The memory stick lost in the latest incident was found in the car park of the Orbital pub in Cannock, Staffordshire, where Atos Origin is based. Atos said in a statement that it was clear that an employee had removed the memory stick from the company's premises in "direct breach" of its procedures. The statement said: "The company takes the loss of this device very seriously and we are carrying out a full investigation of the circumstances surrounding its loss and the data content of the stick. Atos Origin is working with the Government and police. The company takes full responsibility for this loss and will discipline the individual involved."
A spokeswoman for the Department for Work and Pensions said the Gateway system was shut down "for a short period as a precaution". She insisted the memory stick contained data for "only a handful" of people, and all their passwords were encrypted.
"Our absolute priority is the security of data. While there was a question mark over the data on the memory stick it was right to temporarily suspend the Gateway. We are satisfied neither the Gateway nor the public have seen their security compromised and the Gateway is online again."

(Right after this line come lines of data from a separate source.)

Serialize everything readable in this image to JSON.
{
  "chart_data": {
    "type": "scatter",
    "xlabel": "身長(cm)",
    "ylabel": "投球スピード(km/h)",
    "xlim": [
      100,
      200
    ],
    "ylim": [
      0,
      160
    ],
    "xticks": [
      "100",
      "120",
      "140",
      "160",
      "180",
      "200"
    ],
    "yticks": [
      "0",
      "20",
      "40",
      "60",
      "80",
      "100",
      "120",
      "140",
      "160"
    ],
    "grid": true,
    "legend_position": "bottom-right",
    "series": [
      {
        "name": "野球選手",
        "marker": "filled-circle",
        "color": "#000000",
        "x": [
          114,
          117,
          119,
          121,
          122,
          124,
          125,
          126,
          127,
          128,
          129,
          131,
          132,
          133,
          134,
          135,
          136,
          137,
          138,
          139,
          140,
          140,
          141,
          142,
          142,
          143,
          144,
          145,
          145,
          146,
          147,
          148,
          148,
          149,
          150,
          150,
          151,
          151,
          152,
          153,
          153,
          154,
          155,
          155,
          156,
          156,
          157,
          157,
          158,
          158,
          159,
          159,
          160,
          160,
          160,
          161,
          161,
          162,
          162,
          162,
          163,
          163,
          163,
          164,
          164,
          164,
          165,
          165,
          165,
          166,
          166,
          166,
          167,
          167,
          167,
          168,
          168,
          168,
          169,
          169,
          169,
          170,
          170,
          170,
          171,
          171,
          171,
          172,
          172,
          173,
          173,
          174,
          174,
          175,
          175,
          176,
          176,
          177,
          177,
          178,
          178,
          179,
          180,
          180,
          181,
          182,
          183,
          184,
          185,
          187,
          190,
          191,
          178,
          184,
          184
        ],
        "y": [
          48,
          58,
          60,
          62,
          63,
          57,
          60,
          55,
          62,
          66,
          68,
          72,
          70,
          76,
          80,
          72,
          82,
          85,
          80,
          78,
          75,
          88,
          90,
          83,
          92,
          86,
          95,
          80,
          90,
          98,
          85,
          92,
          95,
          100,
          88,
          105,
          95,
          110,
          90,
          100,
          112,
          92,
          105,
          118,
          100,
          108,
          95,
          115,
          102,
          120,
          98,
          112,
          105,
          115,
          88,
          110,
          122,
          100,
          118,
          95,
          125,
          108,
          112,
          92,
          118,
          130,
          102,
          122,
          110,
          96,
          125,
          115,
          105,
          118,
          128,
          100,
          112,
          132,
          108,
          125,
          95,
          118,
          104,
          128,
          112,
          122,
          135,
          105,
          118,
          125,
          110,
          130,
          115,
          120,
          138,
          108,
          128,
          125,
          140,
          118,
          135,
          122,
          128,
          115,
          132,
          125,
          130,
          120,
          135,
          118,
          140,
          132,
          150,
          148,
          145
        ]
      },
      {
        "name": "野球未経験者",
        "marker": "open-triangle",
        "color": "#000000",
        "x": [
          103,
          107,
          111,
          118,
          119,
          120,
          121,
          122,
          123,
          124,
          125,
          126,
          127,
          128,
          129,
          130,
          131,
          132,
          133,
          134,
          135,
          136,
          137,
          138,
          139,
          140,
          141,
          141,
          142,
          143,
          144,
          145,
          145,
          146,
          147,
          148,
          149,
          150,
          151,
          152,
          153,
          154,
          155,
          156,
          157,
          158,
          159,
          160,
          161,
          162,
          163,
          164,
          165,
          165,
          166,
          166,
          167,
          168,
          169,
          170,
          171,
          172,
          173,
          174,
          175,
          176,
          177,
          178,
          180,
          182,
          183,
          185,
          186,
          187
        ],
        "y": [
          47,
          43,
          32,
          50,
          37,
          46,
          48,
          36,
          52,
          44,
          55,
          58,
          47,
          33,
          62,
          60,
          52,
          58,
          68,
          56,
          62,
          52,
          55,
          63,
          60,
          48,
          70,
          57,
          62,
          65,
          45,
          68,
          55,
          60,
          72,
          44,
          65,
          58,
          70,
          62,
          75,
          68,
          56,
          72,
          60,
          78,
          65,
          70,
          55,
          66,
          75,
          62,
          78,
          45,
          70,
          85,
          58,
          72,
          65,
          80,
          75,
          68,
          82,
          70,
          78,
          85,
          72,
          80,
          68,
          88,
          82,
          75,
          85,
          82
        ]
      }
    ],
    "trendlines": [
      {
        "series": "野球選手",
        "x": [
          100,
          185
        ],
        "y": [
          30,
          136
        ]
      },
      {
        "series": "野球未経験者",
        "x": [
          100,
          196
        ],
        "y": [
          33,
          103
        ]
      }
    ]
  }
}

Liberal Democrat MP Norman Baker said the latest loss threw fresh doubt on the Government's plans for ID cards. "An inquiry is the way forward, but it is not a substitute for the use of proper procedures," he said.
"I would have thought the basic security step would be to ensure that memory sticks with all this information on simply don't exist. Why should we trust the Government with our details for its database or ID cards.?"
Shami Chakrabarti, director of the civil rights watchdog Liberty, said her organisation had conducted an audit which showed the Government had lost 30 million items of data in the past year. "They plough on with their Big Brother ambitions, such as ID cards and scary central communications database, which are disasters waiting to happen at our expense," she said.
Loss of memory: Data disasters
*October 2008: Ministry of Defence loses disc with details of 100,000 members of Armed Forces.
*September 2008: Files on 200 patients lost by NHS Trust in Co Durham.
*August 2008: Home Office contractor loses memory stick with files on 84,000 prisoners.
*June 2008: Government official leaves top secret documents on train.
*April 2008: Army captain's laptop taken as he ate in McDonald's.
*January 2008: Details of 600,000 potential Navy recruits go missing in Birmingham.
*December 2007: Three million driving test candidates' details disappear.
*November 2007: HM Revenue & Customs loses child benefit records with details of 25 million people.